Structural Biochemistry Centre , UMR 5048 CNRS - INSERM - 1054 - UM1 UM2 , France

Title: Structural insights into the activation process of the opioid mu receptor

Biography

Biography: Hélène Déméné

Abstract

Opioid receptors (OR), members of the G protein-coupled receptor (GPCR) superfamily, constitute the major target for the treatment of pain[1]. The use of opioid drugs acting at these receptors is however a leading cause of death by overdose in Europe and North America.
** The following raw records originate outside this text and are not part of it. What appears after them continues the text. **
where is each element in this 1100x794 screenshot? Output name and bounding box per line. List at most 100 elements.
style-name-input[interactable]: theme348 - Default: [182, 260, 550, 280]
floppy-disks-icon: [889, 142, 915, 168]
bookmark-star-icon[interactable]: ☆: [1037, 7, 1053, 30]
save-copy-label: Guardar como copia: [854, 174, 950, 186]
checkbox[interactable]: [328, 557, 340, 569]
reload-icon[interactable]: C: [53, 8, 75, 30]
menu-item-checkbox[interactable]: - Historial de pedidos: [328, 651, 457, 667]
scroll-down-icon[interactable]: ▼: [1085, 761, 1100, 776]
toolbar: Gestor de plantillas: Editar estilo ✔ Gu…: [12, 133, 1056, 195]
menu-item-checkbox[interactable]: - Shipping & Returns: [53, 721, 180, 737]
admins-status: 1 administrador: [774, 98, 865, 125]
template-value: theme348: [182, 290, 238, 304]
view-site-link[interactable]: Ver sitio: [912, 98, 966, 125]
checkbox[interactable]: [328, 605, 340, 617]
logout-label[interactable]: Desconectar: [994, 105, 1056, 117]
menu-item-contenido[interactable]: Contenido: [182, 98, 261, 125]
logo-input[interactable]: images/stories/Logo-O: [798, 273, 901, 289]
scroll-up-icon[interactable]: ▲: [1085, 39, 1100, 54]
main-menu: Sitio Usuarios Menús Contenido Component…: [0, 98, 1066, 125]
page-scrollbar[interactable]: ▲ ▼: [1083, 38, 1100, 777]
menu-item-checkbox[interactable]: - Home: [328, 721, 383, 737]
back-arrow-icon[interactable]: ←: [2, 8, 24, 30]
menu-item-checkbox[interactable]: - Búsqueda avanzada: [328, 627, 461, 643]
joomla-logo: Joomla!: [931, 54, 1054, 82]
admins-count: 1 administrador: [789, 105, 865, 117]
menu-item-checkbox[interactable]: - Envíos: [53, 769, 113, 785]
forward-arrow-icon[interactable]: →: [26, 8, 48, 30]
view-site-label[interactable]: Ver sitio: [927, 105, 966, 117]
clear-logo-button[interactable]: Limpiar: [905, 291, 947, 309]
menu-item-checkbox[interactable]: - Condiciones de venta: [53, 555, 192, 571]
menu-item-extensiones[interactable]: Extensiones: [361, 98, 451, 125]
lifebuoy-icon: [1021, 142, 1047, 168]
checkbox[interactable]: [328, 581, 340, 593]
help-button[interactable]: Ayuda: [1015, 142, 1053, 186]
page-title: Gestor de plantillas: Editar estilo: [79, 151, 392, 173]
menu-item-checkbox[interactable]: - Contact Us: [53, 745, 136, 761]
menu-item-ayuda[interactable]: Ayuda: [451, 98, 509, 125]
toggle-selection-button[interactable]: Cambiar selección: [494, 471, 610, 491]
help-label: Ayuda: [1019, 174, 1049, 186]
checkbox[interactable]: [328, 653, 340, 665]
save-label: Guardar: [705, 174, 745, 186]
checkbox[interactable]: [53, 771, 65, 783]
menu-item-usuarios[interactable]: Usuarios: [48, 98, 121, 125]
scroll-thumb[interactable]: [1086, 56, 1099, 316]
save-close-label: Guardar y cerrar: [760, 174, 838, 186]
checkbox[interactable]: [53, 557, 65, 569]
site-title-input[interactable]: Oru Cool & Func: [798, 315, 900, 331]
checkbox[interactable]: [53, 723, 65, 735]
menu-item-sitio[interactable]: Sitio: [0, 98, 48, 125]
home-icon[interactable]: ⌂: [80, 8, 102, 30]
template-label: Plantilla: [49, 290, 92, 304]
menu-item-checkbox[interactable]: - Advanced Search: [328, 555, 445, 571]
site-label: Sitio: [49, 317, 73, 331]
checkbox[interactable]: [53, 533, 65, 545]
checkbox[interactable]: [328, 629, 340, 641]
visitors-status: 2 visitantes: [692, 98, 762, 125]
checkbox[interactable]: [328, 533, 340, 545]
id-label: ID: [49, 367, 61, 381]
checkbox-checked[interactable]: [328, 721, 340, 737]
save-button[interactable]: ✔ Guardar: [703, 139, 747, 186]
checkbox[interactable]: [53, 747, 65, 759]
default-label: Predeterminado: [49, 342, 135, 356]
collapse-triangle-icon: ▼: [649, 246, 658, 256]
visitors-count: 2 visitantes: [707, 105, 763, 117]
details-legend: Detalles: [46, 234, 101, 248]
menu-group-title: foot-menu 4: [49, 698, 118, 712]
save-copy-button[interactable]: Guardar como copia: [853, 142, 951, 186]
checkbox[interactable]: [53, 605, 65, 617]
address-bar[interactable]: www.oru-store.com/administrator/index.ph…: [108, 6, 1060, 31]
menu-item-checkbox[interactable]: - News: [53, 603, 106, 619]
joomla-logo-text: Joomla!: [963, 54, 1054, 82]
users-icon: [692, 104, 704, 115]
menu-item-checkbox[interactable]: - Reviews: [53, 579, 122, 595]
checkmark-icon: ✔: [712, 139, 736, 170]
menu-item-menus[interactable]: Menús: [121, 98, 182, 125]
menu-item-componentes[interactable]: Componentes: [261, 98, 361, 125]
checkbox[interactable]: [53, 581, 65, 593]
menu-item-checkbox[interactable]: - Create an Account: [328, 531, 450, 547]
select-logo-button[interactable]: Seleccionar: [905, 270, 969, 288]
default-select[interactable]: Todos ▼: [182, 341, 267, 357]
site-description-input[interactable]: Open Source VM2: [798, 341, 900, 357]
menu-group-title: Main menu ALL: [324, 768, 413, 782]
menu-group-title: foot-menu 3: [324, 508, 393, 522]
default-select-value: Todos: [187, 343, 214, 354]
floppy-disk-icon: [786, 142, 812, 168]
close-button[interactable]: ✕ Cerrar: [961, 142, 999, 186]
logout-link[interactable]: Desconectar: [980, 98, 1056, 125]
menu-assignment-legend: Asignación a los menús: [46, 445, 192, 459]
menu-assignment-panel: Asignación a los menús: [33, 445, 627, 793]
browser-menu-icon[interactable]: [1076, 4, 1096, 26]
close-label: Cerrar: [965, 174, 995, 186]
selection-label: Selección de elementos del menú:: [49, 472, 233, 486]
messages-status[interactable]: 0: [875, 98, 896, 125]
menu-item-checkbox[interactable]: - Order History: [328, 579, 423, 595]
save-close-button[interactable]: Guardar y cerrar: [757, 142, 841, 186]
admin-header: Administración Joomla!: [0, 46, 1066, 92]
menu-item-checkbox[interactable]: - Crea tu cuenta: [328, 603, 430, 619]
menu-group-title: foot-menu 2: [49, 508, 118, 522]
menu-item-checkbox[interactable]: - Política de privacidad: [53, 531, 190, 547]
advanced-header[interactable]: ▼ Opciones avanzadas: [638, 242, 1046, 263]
Our collaborators recently described the structure of an antagonist-bound inactive and agonist-bound conformation of the µOR[2],[3]. It demonstrated the key molecular determinants for ligand binding and activation process common to other GPCRs. However, much remains to be learned about the mechanisms by which different agonists can induce distinct levels of Gi protein activation and/or arrestin recruitment upon activation of µOR. Pharmacological and biophysical studies suggest that this versatility can be achieved through the structural plasticity of GPCRs4. In this work, we analyze the conformational landscape of the µOR in distinct pharmacological conditions (full and partial agonists, antagonist) using liquid-state NMR spectroscopy in light of the X-Ray structures. We also investigate the structure and dynamics changes upon binding the effector Gs protein and a mimetic nanobody thereof. Our results show that there is very weak allosteric coupling between the agonist binding pocket and G protein coupling interface. Furthermore, the analysis provides clues on the successive structural events leading to the full active conformation of oR [5]. We know extend this approach to biased ligands, that are able to elicit G-protein activation without arrestin activation. A better knowledge of the structural basis of all activation pathways for opioid drug efficacy may lead to new therapeutic approaches with limited side effects. [1] Melnikova I (2010) Pain market. Nat. Rev. Drug Discov. 9(8):589-590. [2] Manglik A, et al. (2012) Crystal structure of the micro-opioid receptor bound to a morphinan antagonist. Nature 485(7398):321-326. [3] Huang, W, et al. Nature. 2015,524(7565):315-2 [4] Ghanouni P, et al. (2001) Functionally different agonists induce distinct conformations in the G protein coupling domain of the beta 2 adrenergic receptor. J. Biol. Chem. 276(27):24433-24436. [5] Sounier, R., et al. (2015) Nature 524, 375-378.